Its decision was to safeguard the interests of industries like agriculture and dairy and to give an advantage to the country’s services sector.
India’s fears that there were “inadequate” protections against surges in imports. It felt there could also be a possible circumvention of rules of origin— the criteria used to determine the national source of a product — in the absence of which some countries could dump their products by routing them through other countries that enjoyed lower tariffs.
India was unable to ensure countermeasures like an auto-trigger mechanism to raise tariffs on products when their imports crossed a certain threshold.
It also wanted RCEP to exclude most-favoured nation (MFN) obligations from the investment chapter, as it did not want to hand out, especially to countries with which it has border disputes, the benefits it was giving to strategic allies or for geopolitical reasons.
India felt the agreement would force it to extend benefits given to other countries for sensitive sectors like defence to all RCEP members.
RCEP also lacked clear assurance over market access issues in countries such as China and non-tariff barriers on Indian companies.
India has trade deficits with 11 of the 15 RCEP countries, and some experts feel that India has been unable to leverage its existing bilateral free trade agreements with several RCEP members to increase exports.
The China Factor- Escalating tensions with China are a major reason for India’s decision. While China’s participation in the deal had already been proving difficult for India due to various economic threats, the clash at Galwan Valley has soured relations between the two countries. The various measures India has taken to reduce its exposure to China would have sat uncomfortably with its commitments under RCEP.
Arguments in favour
Unless we address the structural issues that impact Indian competitiveness, our domestic industry will find it difficult to leverage any FTA to its advantage.
Those who support India’s decision argue that while RCEP may theoretically offer India new opportunities for exports and integration with pan-Asian production networks, we have a lot of work to do internally before we are in a position to make the most of free-trade deals.
India’s stance on the deal also comes as a result of learnings from unfavorable trade balances that it has with several RCEP members, with some of which it even has FTAs.
Study shows that while there has been growth rate in both imports from and exports to these FTA partners, the utilisation rate of FTAs both for India and its partners has been “moderate” across sectors, which covers pacts with Sri Lanka, Afghanistan, Thailand, Singapore, Japan, Bhutan, Nepal, Republic of Korea and Malaysia
By staying out of RCEP, India has strengthened incentives to decouple supply-chains that incorporate China, and encourage these to redeploy around India and ASEAN.
There are concerns that India’s decision would impact its bilateral trade ties with RCEP member nations, as they may be more inclined to focus on bolstering economic ties within the bloc.
The move could potentially leave India with less scope to tap the large market that RCEP presents as the countries involved account for over 2 billion of the world’s population..
India’s decision could impact the Australia-India-Japan network in the Indo-Pacific. It could potentially put a spanner in the works on informal talks to promote a Supply Chain Resilience Initiative among the three.
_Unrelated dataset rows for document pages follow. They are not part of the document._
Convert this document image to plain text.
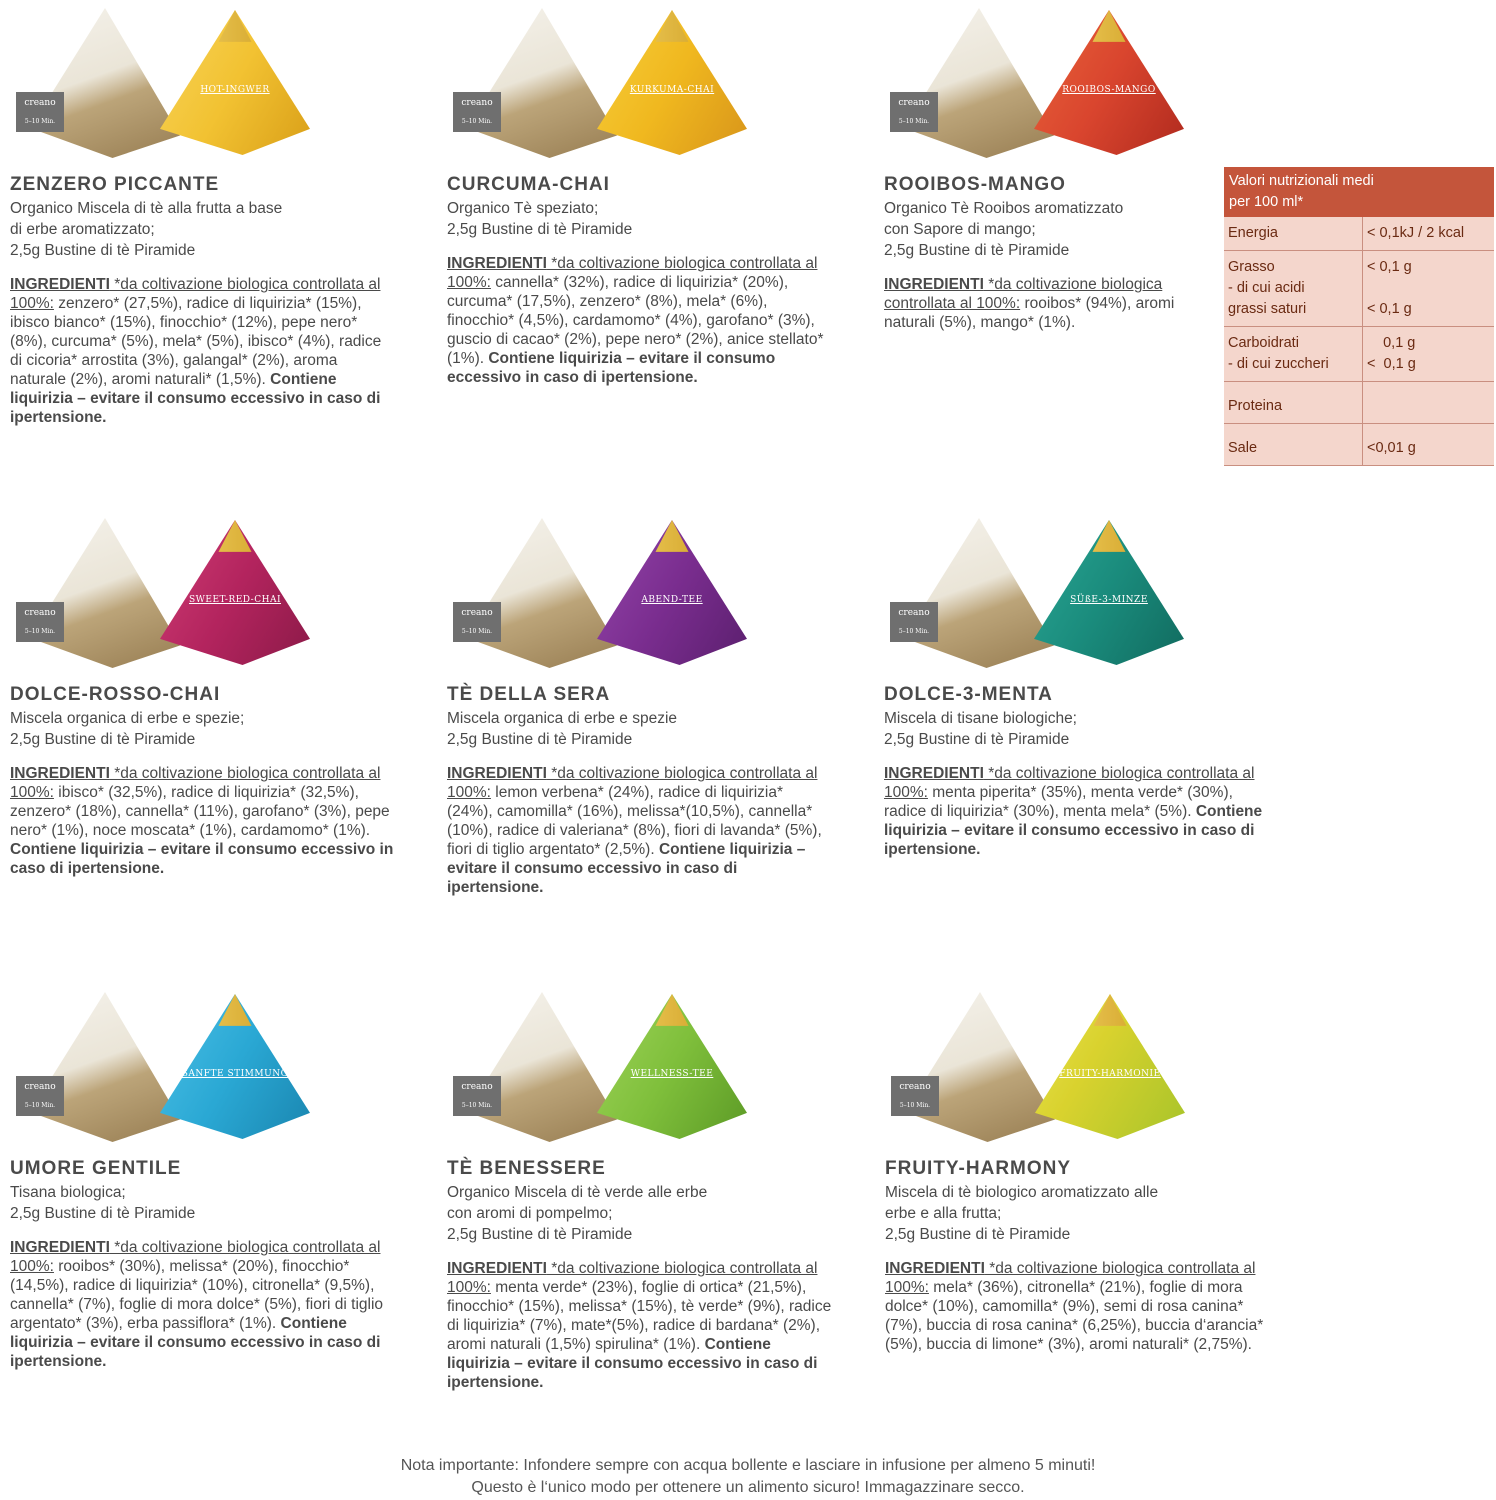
HOT-INGWER
creano
5–10 Min.
ZENZERO PICCANTE
Organico Miscela di tè alla frutta a base
di erbe aromatizzato;
2,5g Bustine di tè Piramide
INGREDIENTI *da coltivazione biologica controllata al 100%: zenzero* (27,5%), radice di liquirizia* (15%), ibisco bianco* (15%), finocchio* (12%), pepe nero* (8%), curcuma* (5%), mela* (5%), ibisco* (4%), radice di cicoria* arrostita (3%), galangal* (2%), aroma naturale (2%), aromi naturali* (1,5%). Contiene liquirizia – evitare il consumo eccessivo in caso di ipertensione.
KURKUMA-CHAI
creano
5–10 Min.
CURCUMA-CHAI
Organico Tè speziato;
2,5g Bustine di tè Piramide
INGREDIENTI *da coltivazione biologica controllata al 100%: cannella* (32%), radice di liquirizia* (20%), curcuma* (17,5%), zenzero* (8%), mela* (6%), finocchio* (4,5%), cardamomo* (4%), garofano* (3%), guscio di cacao* (2%), pepe nero* (2%), anice stellato* (1%). Contiene liquirizia – evitare il consumo eccessivo in caso di ipertensione.
ROOIBOS-MANGO
creano
5–10 Min.
ROOIBOS-MANGO
Organico Tè Rooibos aromatizzato
con Sapore di mango;
2,5g Bustine di tè Piramide
INGREDIENTI *da coltivazione biologica controllata al 100%: rooibos* (94%), aromi naturali (5%), mango* (1%).
Valori nutrizionali medi
per 100 ml*
Energia	< 0,1kJ / 2 kcal
Grasso
- di cui acidi
grassi saturi
< 0,1 g
< 0,1 g
Carboidrati
- di cui zuccheri
0,1 g
<  0,1 g
Proteina
Sale	<0,01 g
SWEET-RED-CHAI
creano
5–10 Min.
DOLCE-ROSSO-CHAI
Miscela organica di erbe e spezie;
2,5g Bustine di tè Piramide
INGREDIENTI *da coltivazione biologica controllata al 100%: ibisco* (32,5%), radice di liquirizia* (32,5%), zenzero* (18%), cannella* (11%), garofano* (3%), pepe nero* (1%), noce moscata* (1%), cardamomo* (1%). Contiene liquirizia – evitare il consumo eccessivo in caso di ipertensione.
ABEND-TEE
creano
5–10 Min.
TÈ DELLA SERA
Miscela organica di erbe e spezie
2,5g Bustine di tè Piramide
INGREDIENTI *da coltivazione biologica controllata al 100%: lemon verbena* (24%), radice di liquirizia* (24%), camomilla* (16%), melissa*(10,5%), cannella* (10%), radice di valeriana* (8%), fiori di lavanda* (5%), fiori di tiglio argentato* (2,5%). Contiene liquirizia – evitare il consumo eccessivo in caso di ipertensione.
SÜßE-3-MINZE
creano
5–10 Min.
DOLCE-3-MENTA
Miscela di tisane biologiche;
2,5g Bustine di tè Piramide
INGREDIENTI *da coltivazione biologica controllata al 100%: menta piperita* (35%), menta verde* (30%), radice di liquirizia* (30%), menta mela* (5%). Contiene liquirizia – evitare il consumo eccessivo in caso di ipertensione.
SANFTE STIMMUNG
creano
5–10 Min.
UMORE GENTILE
Tisana biologica;
2,5g Bustine di tè Piramide
INGREDIENTI *da coltivazione biologica controllata al 100%: rooibos* (30%), melissa* (20%), finocchio* (14,5%), radice di liquirizia* (10%), citronella* (9,5%), cannella* (7%), foglie di mora dolce* (5%), fiori di tiglio argentato* (3%), erba passiflora* (1%). Contiene liquirizia – evitare il consumo eccessivo in caso di ipertensione.
WELLNESS-TEE
creano
5–10 Min.
TÈ BENESSERE
Organico Miscela di tè verde alle erbe
con aromi di pompelmo;
2,5g Bustine di tè Piramide
INGREDIENTI *da coltivazione biologica controllata al 100%: menta verde* (23%), foglie di ortica* (21,5%), finocchio* (15%), melissa* (15%), tè verde* (9%), radice di liquirizia* (7%), mate*(5%), radice di bardana* (2%), aromi naturali (1,5%) spirulina* (1%). Contiene liquirizia – evitare il consumo eccessivo in caso di ipertensione.
FRUITY-HARMONIE
creano
5–10 Min.
FRUITY-HARMONY
Miscela di tè biologico aromatizzato alle
erbe e alla frutta;
2,5g Bustine di tè Piramide
INGREDIENTI *da coltivazione biologica controllata al 100%: mela* (36%), citronella* (21%), foglie di mora dolce* (10%), camomilla* (9%), semi di rosa canina* (7%), buccia di rosa canina* (6,25%), buccia d‘arancia* (5%), buccia di limone* (3%), aromi naturali* (2,75%).
Nota importante: Infondere sempre con acqua bollente e lasciare in infusione per almeno 5 minuti!
Questo è l‘unico modo per ottenere un alimento sicuro! Immagazzinare secco.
The RCEP is now seen paving the way for lowering trade barriers for member nations at a time when the pandemic poses a challenge to global commerce.
For India, the withdrawal will result in a loss of 1.2% of the nation’s projected GDP in 2030, according to a paper by Peterson Institute for International Economics.
Other Alternatives Available for India
India, as an original negotiating participant of RCEP, has the option of joining the agreement without having to wait 18 months as stipulated for new members in the terms of the pact.
The possible alternative that India may be exploring is reviews of its existing bilateral FTAs with some of these RCEP members as well as newer agreements with other markets with potential for Indian exports. Over 20 negotiations are underway.
There is also a growing view that it would serve India’s interest to invest strongly in negotiating bilateral agreements with the US and the EU, both currently a work in progress.
That India offers a far more flexible labour market now than in the past will only redouble the speed with which global manufacturing supply chains begin to centre around India.